A luta pela água na Herdade da Comporta e o brutal aumento do preço da construção
A Herdade da Comporta está a ser alvo de um atentado ambiental nunca imaginado. O projecto mais recente, que junta cerca de 80 proprietários, prevê o aumento de mais três mil camas à custa da abertura de furos de água para consumo humano à margem dos serviços municipalizados. O resultado pode ser o fim de um aquífero importante na margem esquerda do Tejo que nasce em Abrantes e acaba no concelho de Grândola.
Os terrenos da Herdade da Comporta estão a ser disputados de uma forma que pode ser considerada muito perigosa para quem lá vive e investiu a contar com um futuro risonho. Há um projecto em andamento que prevê o crescimento de mais três mil camas que roça o ridículo, pois pretende utilizar água para consumo humano sem estar ligada aos serviços municipais
A herdade da Comporta é muito mais que um pequeno território. Segundo dados que O MIRANTE consultou, há um novo projecto aprovado em reunião de câmara de Alcácer do Sal que pode secar para sempre o aquífero T3, que se estende do concelho de Abrantes ao de Grândola, e que actualmente mostra já sinais alarmantes de esgotamento.
A Associação de Proprietários Agroflorestais da Comporta (APAFLOC) iniciaram em setembro de 2020, juntamente com a câmara de Alcácer do Sal, o Plano de Intervenção em Espaço Rural nos Montes da Comporta (PIER-MC). Este plano, que abrange uma área de mais de 1.700 hectares na freguesia da Comporta, visa licenciar 3.100 camas em 76 propriedades.
O PIER-MC propõe a construção de fossas sépticas individuais e a obtenção de água através de furos artesianos, em vez de um sistema de saneamento básico e abastecimento público de água. Esta abordagem levanta sérias preocupações sobre a potencial contaminação do aquífero, assim como a sustentabilidade dos recursos hídricos.

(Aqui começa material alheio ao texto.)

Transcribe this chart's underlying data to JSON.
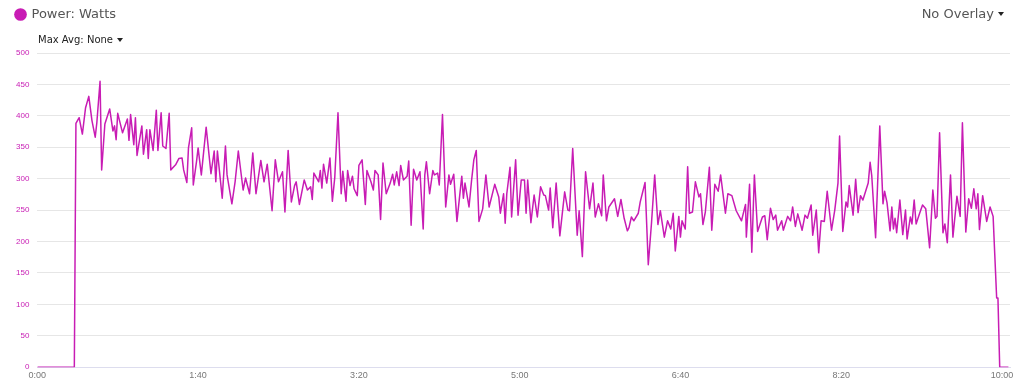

Para se ter uma ideia das preocupações ambientais e estruturados que já são fáceis de comprovar, a água armazenada já diminuiu de 60 hm³ em 2003 para 28 hm³ em 2022, devido à instalação de várias culturas intensivas e indústrias, como é o caso da empresa de fabrico de relva que é uma das maiores do mundo, assim como dois dos maiores campos de golfe construídos também nos últimos anos.
Dos impactos ambientais visíveis, com a política de concessão de todas as facilidade a quem quer construir e investir naquele território, a lagoa de Melides já perdeu quase metade do seu volume de água desde 2019, e o açude de Vale de Coelheiros, construído em 1950, está seco desde 2019
Nesta altura, para tentar salvar aquilo que os autarcas dos concelhos de Alcácer do Sal e de Grândola parecem ignorar, há vários proprietários a recorrerem a pareceres técnicos de forma a mostrarem que o território não aguenta a pressão a qualquer custo dos investidores, mesmo que estejam com as melhores das intenções.
O MIRANTE conversou com um dos consultores envolvido na defesa de um dos proprietários que está a sofrer com esta corrida desenfreada ao pote, e veio à conversa o brutal aumento do preço da construção em toda a zona da Comporta, que já atinge preços na ordem dos quatro mil euros por metro quadrado. "As empresas de construção civil têm neste território um verdadeiro poço de petróleo, e mesmo assim não chegam para as encomendas", disse ainda a mesma fonte a O MIRANTE. Para dar uma ideia do que representa para o território da Comporta alguns investimentos, é público que as últimas empresas a instalarem-se, como foi o caso da empresa de relvados, abriram mais de duzentos furos, o que dá uma ideia do consumo de água num território que é de seca e vive dos aquíferos.
A LUTA PELA ÁGUA
A luta pela água nos concelhos de Alcácer do Sal e Grândola também preocupa alguns serviços municipais que já deram pareceres contrários aos dos executivos das autarquias, nomeadamente quando aceitam que os novos empreendimentos se liguem a furos, em vez de ao serviço de águas de abastecimento público dos municípios.
Os erros do passado, as três mil camas porque lutam os operadores turísticas à custa de empreendimentos que vão viver independentes dos serviços municipais de abastecimento de água, a falta de vontade política para actualizar a REN nos dois concelhos, são preocupações que estão a mobilizar vários técnicos e que podem saltar para os tribunais europeus se, entretanto, não houver retrocessos e os planos previstos forem homologados.